Study objectives: We have longstanding experience with tissue polypeptide antigen (TPA), a tumor marker of the cytokeratin (CK) family. In the mid-1990s, a new CK marker, CK 19 fragments (CYFRA 21–1), became popular and widely accepted. This is the first study specifically designed to compare the two markers.
Design: Analysis of a single institution database over a 3-year period (ie, 1998 to 2000).
Setting: Community-based hospital and second referral level institution for a province of 500,000 people.
Patients: The study included 180 new consecutive patients (143 men) with pathologically documented non-small cell lung cancer (NSCLC), who were observed during and after treatment, and eventually were assessed for status.
Interventions: Anthropometric, clinical, and laboratory data, including TPA and CYFRA 21–1 serum levels, were recorded prospectively.

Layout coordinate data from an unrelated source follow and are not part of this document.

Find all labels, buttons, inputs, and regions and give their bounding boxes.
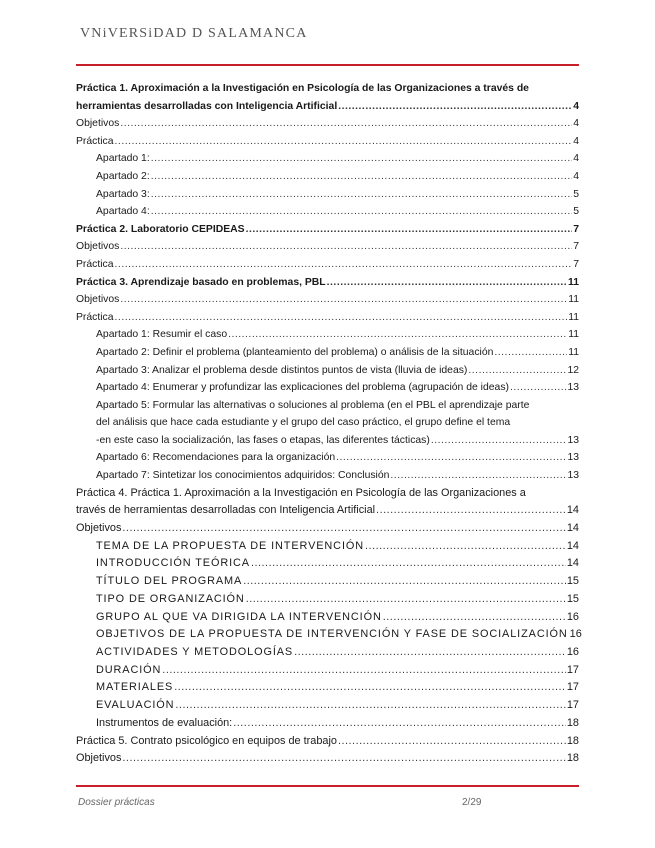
toc-entry-evalu[interactable] [76,697,579,715]
toc-page-number: 14 [566,539,579,552]
dot-leader [122,750,565,768]
toc-entry-p3a6[interactable] [76,449,579,467]
dot-leader [365,538,566,556]
toc-entry-grupo[interactable] [76,609,579,627]
toc-entry-mater[interactable] [76,679,579,697]
toc-page-number: 11 [568,276,579,288]
toc-page-number: 14 [566,504,579,517]
toc-entry-activ[interactable] [76,644,579,662]
toc-entry-prac2[interactable] [76,256,579,274]
toc-page-number: 18 [566,716,579,729]
toc-entry-text: Instrumentos de evaluación: [96,716,233,729]
footer-title: Dossier prácticas [78,797,155,808]
toc-entry-text: Apartado 4: [96,206,150,218]
toc-entry-text: TÍTULO DEL PROGRAMA [96,575,243,588]
dot-leader [120,291,567,309]
toc-entry-p3a1[interactable] [76,326,579,344]
toc-page-number: 15 [566,575,579,588]
toc-page-number: 18 [566,734,579,747]
toc-entry-text: ACTIVIDADES Y METODOLOGÍAS [96,645,294,658]
toc-entry-line: del análisis que hace cada estudiante y el grupo del caso práctico, el grupo define el tema [96,417,511,429]
toc-entry-text: Apartado 1: Resumir el caso [96,329,228,341]
toc-entry-p5[interactable] [76,733,579,751]
dot-leader [338,98,572,116]
toc-entry-line: Práctica 1. Aproximación a la Investigación en Psicología de las Organizaciones a través de [76,83,529,94]
dot-leader [175,697,565,715]
dot-leader [294,644,566,662]
toc-page-number: 16 [566,610,579,623]
toc-entry-p3a7[interactable] [76,467,579,485]
toc-page-number: 14 [566,557,579,570]
dot-leader [115,133,573,151]
toc-entry-text: Práctica [76,135,114,147]
toc-entry-text: Objetivos [76,294,120,306]
toc-entry-instr[interactable] [76,715,579,733]
toc-entry-text: herramientas desarrolladas con Inteligencia Artificial [76,100,338,112]
toc-page-number: 12 [567,364,579,376]
toc-entry-text: GRUPO AL QUE VA DIRIGIDA LA INTERVENCIÓN [96,610,382,623]
dot-leader [336,449,566,467]
dot-leader [494,344,567,362]
toc-page-number: 4 [573,170,579,182]
dot-leader [122,520,565,538]
toc-page-number: 7 [573,258,579,270]
toc-entry-text: Objetivos [76,118,120,130]
toc-page-number: 14 [566,522,579,535]
toc-entry-text: Práctica 3. Aprendizaje basado en problemas, PBL [76,276,326,288]
dot-leader [431,432,567,450]
toc-entry-p3a2[interactable] [76,344,579,362]
toc-entry-text: través de herramientas desarrolladas con Inteligencia Artificial [76,504,376,517]
toc-page-number: 11 [568,294,579,306]
toc-page-number: 4 [573,118,579,130]
toc-entry-ap3[interactable] [76,186,579,204]
toc-entry-p4[interactable] [76,485,579,520]
dot-leader [383,609,566,627]
toc-page-number: 17 [566,699,579,712]
university-header: VNiVERSiDAD D SALAMANCA [80,26,308,41]
toc-entry-text: Práctica [76,258,114,270]
toc-entry-line: Práctica 4. Práctica 1. Aproximación a la Investigación en Psicología de las Organizaciones a [76,486,526,499]
toc-entry-p3a4[interactable] [76,379,579,397]
toc-entry-text: Objetivos [76,522,122,535]
toc-entry-ap4[interactable] [76,203,579,221]
toc-page-number: 5 [573,188,579,200]
dot-leader [162,662,566,680]
dot-leader [338,733,566,751]
dot-leader [251,555,566,573]
toc-page-number: 13 [567,434,579,446]
toc-entry-text: Práctica [76,311,114,323]
header-rule [76,64,579,66]
toc-entry-ap2[interactable] [76,168,579,186]
dot-leader [115,309,568,327]
toc-entry-text: Apartado 2: [96,170,150,182]
toc-entry-prac1[interactable] [76,133,579,151]
toc-page-number: 16 [569,628,582,641]
toc-page-number: 7 [573,223,579,235]
toc-page-number: 4 [573,135,579,147]
dot-leader [510,379,566,397]
toc-entry-line: Apartado 5: Formular las alternativas o soluciones al problema (en el PBL el aprendizaje parte [96,399,530,411]
toc-page-number: 13 [567,382,579,394]
toc-entry-obj2[interactable] [76,238,579,256]
toc-entry-tipo[interactable] [76,591,579,609]
toc-entry-intro[interactable] [76,555,579,573]
toc-entry-text: MATERIALES [96,681,174,694]
toc-page-number: 11 [568,329,579,341]
toc-entry-text: DURACIÓN [96,663,162,676]
toc-entry-p2[interactable] [76,221,579,239]
toc-entry-obj3[interactable] [76,291,579,309]
page-number: 2/29 [462,797,482,808]
toc-entry-p3[interactable] [76,274,579,292]
toc-entry-prac3[interactable] [76,309,579,327]
toc-entry-text: Apartado 7: Sintetizar los conocimientos adquiridos: Conclusión [96,470,390,482]
dot-leader [390,467,566,485]
toc-entry-p3a3[interactable] [76,362,579,380]
toc-entry-obj5[interactable] [76,750,579,768]
toc-page-number: 5 [573,206,579,218]
dot-leader [174,679,566,697]
toc-entry-text: EVALUACIÓN [96,699,175,712]
toc-entry-text: INTRODUCCIÓN TEÓRICA [96,557,250,570]
toc-entry-text: TEMA DE LA PROPUESTA DE INTERVENCIÓN [96,539,365,552]
toc-page-number: 15 [566,592,579,605]
toc-entry-obj4[interactable] [76,520,579,538]
dot-leader [115,256,573,274]
dot-leader [246,591,566,609]
toc-page-number: 11 [568,346,579,358]
toc-entry-text: Apartado 6: Recomendaciones para la organización [96,452,336,464]
toc-entry-text: Apartado 2: Definir el problema (planteamiento del problema) o análisis de la situación [96,346,494,358]
dot-leader [151,168,572,186]
dot-leader [376,502,566,520]
toc-entry-text: Apartado 4: Enumerar y profundizar las explicaciones del problema (agrupación de ideas) [96,382,509,394]
toc-entry-text: -en este caso la socialización, las fases o etapas, las diferentes tácticas) [96,434,430,446]
dot-leader [246,221,573,239]
dot-leader [151,186,572,204]
table-of-contents [76,80,582,768]
toc-page-number: 11 [568,311,579,323]
toc-entry-p1[interactable] [76,80,579,115]
dot-leader [228,326,567,344]
toc-page-number: 13 [567,470,579,482]
dot-leader [327,274,567,292]
toc-entry-text: Práctica 5. Contrato psicológico en equipos de trabajo [76,734,337,747]
toc-entry-obj1[interactable] [76,115,579,133]
toc-page-number: 17 [566,663,579,676]
toc-entry-ap1[interactable] [76,150,579,168]
dot-leader [233,715,566,733]
toc-entry-text: Objetivos [76,241,120,253]
toc-page-number: 7 [573,241,579,253]
toc-entry-text: Práctica 2. Laboratorio CEPIDEAS [76,223,245,235]
toc-entry-p3a5[interactable] [76,397,579,450]
toc-entry-objprop[interactable] [76,626,582,644]
toc-entry-tema[interactable] [76,538,579,556]
dot-leader [120,238,572,256]
toc-page-number: 13 [567,452,579,464]
toc-page-number: 17 [566,681,579,694]
toc-page-number: 18 [566,752,579,765]
toc-entry-titulo[interactable] [76,573,579,591]
dot-leader [120,115,572,133]
dot-leader [151,150,572,168]
toc-entry-text: Apartado 3: Analizar el problema desde distintos puntos de vista (lluvia de ideas) [96,364,468,376]
dot-leader [243,573,566,591]
toc-entry-text: TIPO DE ORGANIZACIÓN [96,592,245,605]
footer-rule [76,785,579,787]
toc-entry-text: Apartado 3: [96,188,150,200]
toc-page-number: 4 [573,153,579,165]
dot-leader [151,203,572,221]
toc-entry-durac[interactable] [76,662,579,680]
dot-leader [468,362,566,380]
toc-page-number: 4 [573,100,579,112]
toc-page-number: 16 [566,645,579,658]
toc-entry-text: Objetivos [76,752,122,765]
toc-entry-text: Apartado 1: [96,153,150,165]
toc-entry-text: OBJETIVOS DE LA PROPUESTA DE INTERVENCIÓN Y FASE DE SOCIALIZACIÓN [96,628,568,641]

Standard nonparametric tests, Kaplan-Meyer survival analyses, Cox proportional hazards models, receiver-operating characteristic (ROC) curves, and estimates were used for statistical analysis.

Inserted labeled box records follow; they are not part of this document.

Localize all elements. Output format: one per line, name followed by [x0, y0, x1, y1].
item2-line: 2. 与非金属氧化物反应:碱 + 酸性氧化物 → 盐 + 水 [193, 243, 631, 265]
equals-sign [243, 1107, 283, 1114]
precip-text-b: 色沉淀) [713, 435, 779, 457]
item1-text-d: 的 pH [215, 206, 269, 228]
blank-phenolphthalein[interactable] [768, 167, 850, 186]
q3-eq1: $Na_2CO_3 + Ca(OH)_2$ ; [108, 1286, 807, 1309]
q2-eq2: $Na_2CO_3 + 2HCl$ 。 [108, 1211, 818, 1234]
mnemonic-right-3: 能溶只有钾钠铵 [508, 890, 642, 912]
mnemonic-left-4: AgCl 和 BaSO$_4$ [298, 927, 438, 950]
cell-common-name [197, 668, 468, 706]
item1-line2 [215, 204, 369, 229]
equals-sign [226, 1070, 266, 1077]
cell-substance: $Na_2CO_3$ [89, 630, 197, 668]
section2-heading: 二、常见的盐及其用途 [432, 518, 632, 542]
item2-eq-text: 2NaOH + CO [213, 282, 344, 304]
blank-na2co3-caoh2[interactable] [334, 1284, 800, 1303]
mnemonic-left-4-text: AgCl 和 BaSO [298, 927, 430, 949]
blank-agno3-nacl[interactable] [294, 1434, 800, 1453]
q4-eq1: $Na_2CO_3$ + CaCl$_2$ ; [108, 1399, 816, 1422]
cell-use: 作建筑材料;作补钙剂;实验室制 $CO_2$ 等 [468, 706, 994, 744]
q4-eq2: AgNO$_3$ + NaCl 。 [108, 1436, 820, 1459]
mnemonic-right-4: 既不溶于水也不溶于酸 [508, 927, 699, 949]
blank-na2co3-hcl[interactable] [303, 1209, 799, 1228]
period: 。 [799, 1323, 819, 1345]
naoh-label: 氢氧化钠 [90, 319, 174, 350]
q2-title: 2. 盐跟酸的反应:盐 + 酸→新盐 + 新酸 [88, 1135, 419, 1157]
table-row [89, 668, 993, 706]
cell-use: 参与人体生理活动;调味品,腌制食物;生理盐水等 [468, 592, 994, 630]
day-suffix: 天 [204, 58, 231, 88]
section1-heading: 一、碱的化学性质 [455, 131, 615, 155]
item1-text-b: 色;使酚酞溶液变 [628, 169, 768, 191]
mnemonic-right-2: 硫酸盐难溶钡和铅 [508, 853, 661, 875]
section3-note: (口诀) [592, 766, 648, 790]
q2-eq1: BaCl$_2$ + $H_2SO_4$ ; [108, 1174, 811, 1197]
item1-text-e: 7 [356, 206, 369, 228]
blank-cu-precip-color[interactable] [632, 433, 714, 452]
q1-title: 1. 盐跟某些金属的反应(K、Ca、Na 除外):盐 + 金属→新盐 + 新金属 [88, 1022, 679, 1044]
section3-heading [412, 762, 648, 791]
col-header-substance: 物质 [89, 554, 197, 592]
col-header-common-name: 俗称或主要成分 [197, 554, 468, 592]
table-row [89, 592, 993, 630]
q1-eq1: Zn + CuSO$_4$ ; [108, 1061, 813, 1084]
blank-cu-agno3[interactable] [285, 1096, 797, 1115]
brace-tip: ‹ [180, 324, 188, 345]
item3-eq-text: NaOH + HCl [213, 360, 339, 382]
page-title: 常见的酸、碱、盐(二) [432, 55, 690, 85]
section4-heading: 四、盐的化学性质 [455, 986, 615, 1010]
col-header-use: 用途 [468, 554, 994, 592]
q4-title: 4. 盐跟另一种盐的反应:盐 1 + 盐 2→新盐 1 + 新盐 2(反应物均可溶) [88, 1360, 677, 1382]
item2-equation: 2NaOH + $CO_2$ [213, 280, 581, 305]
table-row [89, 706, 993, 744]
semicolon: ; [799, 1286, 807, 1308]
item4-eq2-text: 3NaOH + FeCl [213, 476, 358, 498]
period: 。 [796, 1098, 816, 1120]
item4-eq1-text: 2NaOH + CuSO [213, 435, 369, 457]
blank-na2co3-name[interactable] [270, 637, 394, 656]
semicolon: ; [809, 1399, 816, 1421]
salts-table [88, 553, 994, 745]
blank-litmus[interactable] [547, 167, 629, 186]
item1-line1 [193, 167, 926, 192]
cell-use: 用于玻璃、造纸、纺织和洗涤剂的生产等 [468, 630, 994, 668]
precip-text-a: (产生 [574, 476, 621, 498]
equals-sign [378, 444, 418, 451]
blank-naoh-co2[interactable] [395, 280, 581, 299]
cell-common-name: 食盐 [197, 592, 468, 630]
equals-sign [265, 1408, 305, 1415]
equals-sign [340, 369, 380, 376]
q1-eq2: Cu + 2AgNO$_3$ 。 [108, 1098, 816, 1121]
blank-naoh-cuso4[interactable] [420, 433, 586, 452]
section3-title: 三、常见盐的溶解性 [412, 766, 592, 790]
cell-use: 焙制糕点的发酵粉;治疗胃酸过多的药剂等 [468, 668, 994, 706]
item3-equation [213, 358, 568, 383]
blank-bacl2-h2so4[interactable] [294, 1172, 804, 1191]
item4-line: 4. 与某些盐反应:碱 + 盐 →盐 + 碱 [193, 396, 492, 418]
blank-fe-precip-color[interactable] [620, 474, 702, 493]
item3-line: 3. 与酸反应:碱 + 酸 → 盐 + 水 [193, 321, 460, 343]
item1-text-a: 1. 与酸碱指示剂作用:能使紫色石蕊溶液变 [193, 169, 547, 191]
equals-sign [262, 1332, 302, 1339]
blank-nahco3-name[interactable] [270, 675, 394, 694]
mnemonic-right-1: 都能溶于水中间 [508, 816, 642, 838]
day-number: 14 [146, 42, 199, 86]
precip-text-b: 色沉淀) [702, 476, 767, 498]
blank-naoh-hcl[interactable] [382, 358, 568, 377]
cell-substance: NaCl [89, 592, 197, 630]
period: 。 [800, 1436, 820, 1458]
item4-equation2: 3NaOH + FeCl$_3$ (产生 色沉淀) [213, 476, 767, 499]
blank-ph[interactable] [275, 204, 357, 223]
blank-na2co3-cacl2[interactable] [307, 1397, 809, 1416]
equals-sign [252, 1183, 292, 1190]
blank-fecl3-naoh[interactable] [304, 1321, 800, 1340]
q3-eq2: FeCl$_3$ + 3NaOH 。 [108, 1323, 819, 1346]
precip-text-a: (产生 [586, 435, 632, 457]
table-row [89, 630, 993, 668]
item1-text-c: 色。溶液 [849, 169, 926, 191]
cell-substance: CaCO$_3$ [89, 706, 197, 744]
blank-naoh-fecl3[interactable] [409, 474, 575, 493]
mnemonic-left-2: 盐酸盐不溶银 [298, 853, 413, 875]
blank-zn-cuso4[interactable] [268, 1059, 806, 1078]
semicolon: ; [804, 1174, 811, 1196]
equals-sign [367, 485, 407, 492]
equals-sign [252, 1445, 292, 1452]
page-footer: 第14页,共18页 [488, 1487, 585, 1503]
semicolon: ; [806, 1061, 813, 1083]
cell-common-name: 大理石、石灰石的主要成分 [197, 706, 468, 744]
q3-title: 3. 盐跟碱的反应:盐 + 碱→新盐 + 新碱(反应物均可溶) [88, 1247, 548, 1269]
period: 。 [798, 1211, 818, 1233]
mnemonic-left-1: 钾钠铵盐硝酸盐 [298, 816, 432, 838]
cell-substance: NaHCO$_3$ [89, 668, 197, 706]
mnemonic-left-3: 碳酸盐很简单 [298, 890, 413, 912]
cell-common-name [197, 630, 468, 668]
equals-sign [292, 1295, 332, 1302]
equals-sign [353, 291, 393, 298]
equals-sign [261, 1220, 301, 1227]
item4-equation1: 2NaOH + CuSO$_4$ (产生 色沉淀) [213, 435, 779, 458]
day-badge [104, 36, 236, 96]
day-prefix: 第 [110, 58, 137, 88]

Measurements and results: A total of 1,299 twin TPA and CYFRA 21–1 serum assays (180 performed at diagnosis and 1,119 performed during or after treatment) were obtained. Intermarker correlation tests revealed incredibly high Spearman ρ indexes, ranging from 0.935 at diagnosis to 0.813 to 0.921 at the different follow-up times. The substantial equivalence of the two tests explained all the other results, as follows: their similar profile of correlation with the other variables (objective treatment response: TPA ρ, 0.456; CYFRA 21–1 ρ, 0.463; follow-up performance status: ρ range, 0.424 to 0.435); their superimposable capability to predict important clinical situations (eg, recognizing a metastatic disease at diagnosis with areas under the ROC curve of 0.742 and 0.706, respectively); their nearly identical prognostic significance (the D statistic of the goodness-of-fit of a multivariate survival model: TPA, 851.0; CYFRA 21–1, 851.6).

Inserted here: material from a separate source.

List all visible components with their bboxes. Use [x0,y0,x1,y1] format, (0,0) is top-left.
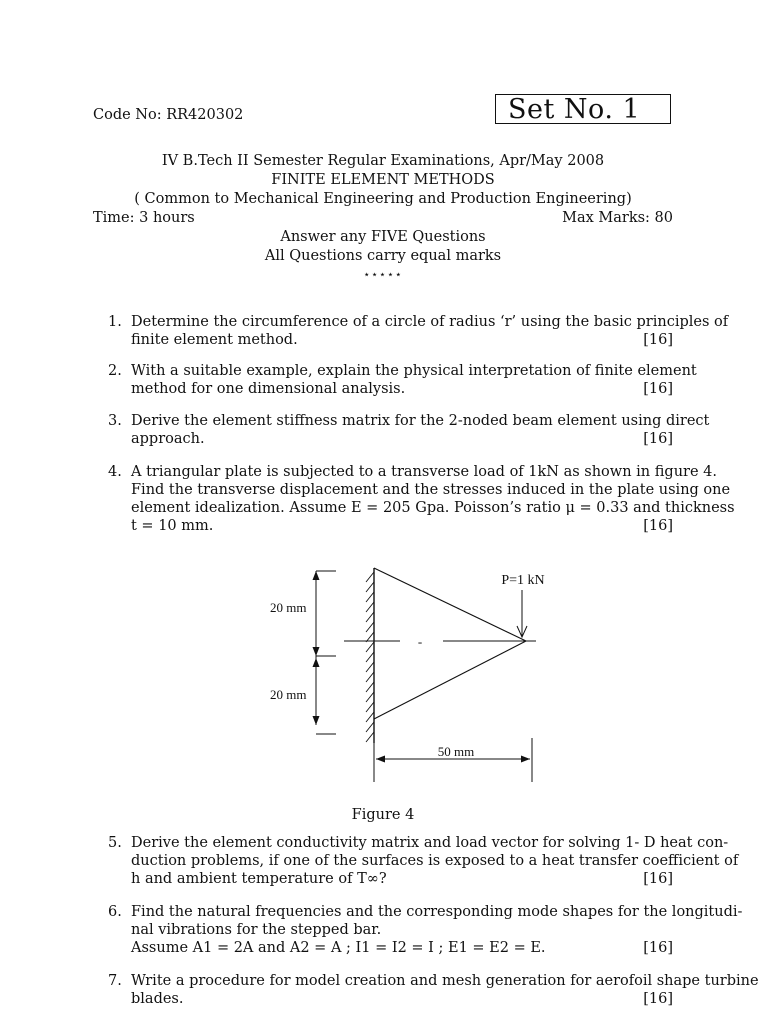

Conclusions: In most of their traditional clinical applications the two serum tests are equivalent because of their virtual identity. We strongly recommend using a CK test in the evaluation of each NSCLC patient. The choice between TPA and CYFRA 21–1 can be based on nonclinical factors, such as the laboratory experience or preference, and the cost of the two kits.